According to reports and public records, a doctor in Florida was fighting the state after his health department sent an undercover visit to his medical marijuana clinic and documented problematic practices.
Joseph Dorn, the operator of the Tallahassee Medical Marijuana Treatment Clinic in Florida, was the subject of a complaint from the health department, accusing him of falsifying or exaggerating assessments and failing to conduct a substantive assessment of patients during the agent’s visit. His license may be in jeopardy.
In 2017 and 2018, two agents traveled to Dorn as patients for medical marijuana consultation. They claim to suffer from diseases such as post-traumatic stress disorder (PTSD), anxiety and back pain. According to the departmental complaint, Dorn did not request medical records or ask patients in disguise. But he still wrote the prescriptions they needed to obtain medical marijuana.
The complaint pointed out that the Ministry of Health officially launched an investigation into Dorn in August 2019. According to people familiar with the matter, a hearing was held in September. news agency Florida report.
After that hearing, Dorn’s lawyer Ryan Andrews (JD) was tearing up the health department, believing that it might have violated federal law and tried to deceive Dorn. Part of the reason why Donne was targeted is that he is the medical director of Surterra Wellness, one of the state’s medical marijuana operators. State law prohibits doctors employed by these entities from ordering marijuana for treatment. Dorn had not been employed there since the stinging operation.
In 2016, after this practice was legalized in Florida, one of the first major actions in the state to prescribe marijuana against doctors. news agency.
According to the state database, Dorn has been holding a valid medical license in Florida since June 1994 without any disciplinary history; the deadline is January 31, 2022. According to his profile and state records on his website, he received a doctorate in medicine and dentistry from the Medical University of South Carolina in Charleston.
As the former medical director of Covenant Hospice and Citrus County Hospice Hospital, and the assistant medical director of Big Bend Hospice, Donne has been working on medical marijuana since 2016. “Providing care for terminally ill patients who use prescription anesthetics and other addictive traditional medicines is usually less effective and has many side effects that make me consider alternative therapies,” he wrote in his bio.
The complaint alleges that when the state inspector visited Dorn’s office in June 2017, he found no medical equipment in Dorn’s office except for a stethoscope.
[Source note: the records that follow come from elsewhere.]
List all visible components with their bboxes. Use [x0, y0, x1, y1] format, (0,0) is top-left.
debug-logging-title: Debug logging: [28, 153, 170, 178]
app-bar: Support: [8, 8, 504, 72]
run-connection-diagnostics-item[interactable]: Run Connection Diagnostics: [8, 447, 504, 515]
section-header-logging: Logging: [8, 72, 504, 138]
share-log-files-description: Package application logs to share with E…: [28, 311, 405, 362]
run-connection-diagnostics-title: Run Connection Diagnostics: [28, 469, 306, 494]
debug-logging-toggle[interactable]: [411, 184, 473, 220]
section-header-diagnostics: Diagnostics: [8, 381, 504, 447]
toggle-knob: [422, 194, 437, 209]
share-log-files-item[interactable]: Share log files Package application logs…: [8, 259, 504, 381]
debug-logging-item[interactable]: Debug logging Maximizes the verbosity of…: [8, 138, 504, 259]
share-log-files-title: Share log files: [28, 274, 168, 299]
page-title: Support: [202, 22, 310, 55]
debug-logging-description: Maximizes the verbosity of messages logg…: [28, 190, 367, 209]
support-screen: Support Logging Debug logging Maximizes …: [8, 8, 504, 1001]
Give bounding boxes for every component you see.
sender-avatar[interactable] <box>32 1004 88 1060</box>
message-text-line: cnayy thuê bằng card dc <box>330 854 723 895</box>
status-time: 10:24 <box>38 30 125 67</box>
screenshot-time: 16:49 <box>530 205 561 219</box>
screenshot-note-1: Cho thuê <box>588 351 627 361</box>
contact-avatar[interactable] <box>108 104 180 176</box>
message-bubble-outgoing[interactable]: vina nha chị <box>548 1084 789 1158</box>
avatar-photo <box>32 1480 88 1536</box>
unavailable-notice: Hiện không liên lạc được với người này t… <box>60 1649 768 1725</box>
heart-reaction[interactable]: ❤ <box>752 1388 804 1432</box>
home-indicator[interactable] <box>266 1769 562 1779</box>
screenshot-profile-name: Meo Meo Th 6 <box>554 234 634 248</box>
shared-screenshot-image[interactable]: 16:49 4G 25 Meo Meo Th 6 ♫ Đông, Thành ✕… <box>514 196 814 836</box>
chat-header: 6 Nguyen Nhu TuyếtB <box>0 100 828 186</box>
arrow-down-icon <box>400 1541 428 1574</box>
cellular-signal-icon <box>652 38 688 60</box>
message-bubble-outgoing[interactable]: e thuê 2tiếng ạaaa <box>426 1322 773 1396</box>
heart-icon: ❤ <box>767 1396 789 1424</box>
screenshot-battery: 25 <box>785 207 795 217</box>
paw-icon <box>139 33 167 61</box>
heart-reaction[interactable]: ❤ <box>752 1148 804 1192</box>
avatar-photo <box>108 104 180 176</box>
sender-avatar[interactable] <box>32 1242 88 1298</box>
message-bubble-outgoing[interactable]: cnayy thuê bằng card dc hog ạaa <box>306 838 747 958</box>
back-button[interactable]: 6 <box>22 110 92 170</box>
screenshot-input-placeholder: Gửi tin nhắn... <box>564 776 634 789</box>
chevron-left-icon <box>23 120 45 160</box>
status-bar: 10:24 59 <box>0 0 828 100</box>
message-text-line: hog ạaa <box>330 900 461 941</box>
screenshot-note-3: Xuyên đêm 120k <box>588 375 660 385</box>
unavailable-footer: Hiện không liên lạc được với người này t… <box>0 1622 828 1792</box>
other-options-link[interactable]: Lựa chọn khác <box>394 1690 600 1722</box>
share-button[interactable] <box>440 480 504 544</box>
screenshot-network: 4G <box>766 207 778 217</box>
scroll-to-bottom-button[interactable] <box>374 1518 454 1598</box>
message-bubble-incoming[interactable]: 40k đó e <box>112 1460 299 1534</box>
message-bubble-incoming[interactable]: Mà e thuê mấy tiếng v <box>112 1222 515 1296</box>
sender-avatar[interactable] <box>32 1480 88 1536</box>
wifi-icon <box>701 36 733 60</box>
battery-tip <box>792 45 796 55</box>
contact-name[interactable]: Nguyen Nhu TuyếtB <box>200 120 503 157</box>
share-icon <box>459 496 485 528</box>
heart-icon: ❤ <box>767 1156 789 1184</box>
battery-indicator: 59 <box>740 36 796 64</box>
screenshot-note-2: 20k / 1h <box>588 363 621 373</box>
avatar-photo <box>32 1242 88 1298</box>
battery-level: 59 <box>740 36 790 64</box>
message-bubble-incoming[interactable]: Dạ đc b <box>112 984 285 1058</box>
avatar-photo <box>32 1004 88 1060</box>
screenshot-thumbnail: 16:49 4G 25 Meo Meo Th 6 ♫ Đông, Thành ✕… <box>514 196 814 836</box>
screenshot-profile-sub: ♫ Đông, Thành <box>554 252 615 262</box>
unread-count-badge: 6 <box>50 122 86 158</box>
He charges $299 for each new patient appointment.
The first undercover agent visited the clinic in November 2017 and claimed to be 30 years old, suffering from muscle cramps and anxiety. Dorn said that after the agent described his pain as “8”, he would write the man’s pain level as “10” on the chart (out of 10 points).
The second agent visited in April 2018, pretending to be a 36-year-old male, and holding records from 2008, showing that he has PTSD symptoms. Dorn subsequently recorded these symptoms in the new record, and added the undisclosed symptoms of the man.
Dorn did not perform a physical examination, review the history of controlled prescription drugs, or fully evaluate the medical history of the two. He handed them a certificate of marijuana and prescribed marijuana for them. The state believes that Donne “does not have sufficient medical reasons to support the diagnosis of PTSD for the two.”
The state argued that Donne “has deceptive, untrue, or fraudulent statements in or related to medical practice, and/or used tricks or plans in medical practice.”
It requires the court to revoke or suspend Donne’s license, restrict his practice, fine and admonish him, probation, and order him to return bills, among other requirements.
The complaint was signed by Kristen Summers, the department’s chief legal counsel, in May 2019.
Dorn’s lawyer Andrews said that investigators lack law enforcement powers, and state officials forged military documents and made individuals pretend to be eligible for medical marijuana treatment, thus violating federal law. CBS MiamiThe lawyer also accused department officials of planning a conspiracy to defraud Donne by forging and forging federal documents.
“The illegal behavior of the Ministry of Health in this investigation will change the way doctors order medical marijuana for patients, because now the Ministry of Health has taken action, anyone who enters your office may bring federal medical records into the forging that we told our employees. So now they must be vigilant,” he said.
According to state records, as of October 6, the time of the virtual hearing is not listed; CBS Miami According to reports, the final hearing will be held from October 27th to 28th.
According to state records, the state medical board has joined the Ministry of Health as a petitioner in this case. The committee was not mentioned in the initial complaint. The case has been assigned to administrative law judge W. David Watkins.
The veterans group told Donne’s other lawyer Robert Beasley (Robert Beasley, JD) last year that Florida has been targeting doctors who prescribe marijuana for PTSD. news agency.
Andrews did not respond to a call for comment. The Ministry of Health declined to comment. Medical Today Edition As of press time, a copy of the September hearing was not available.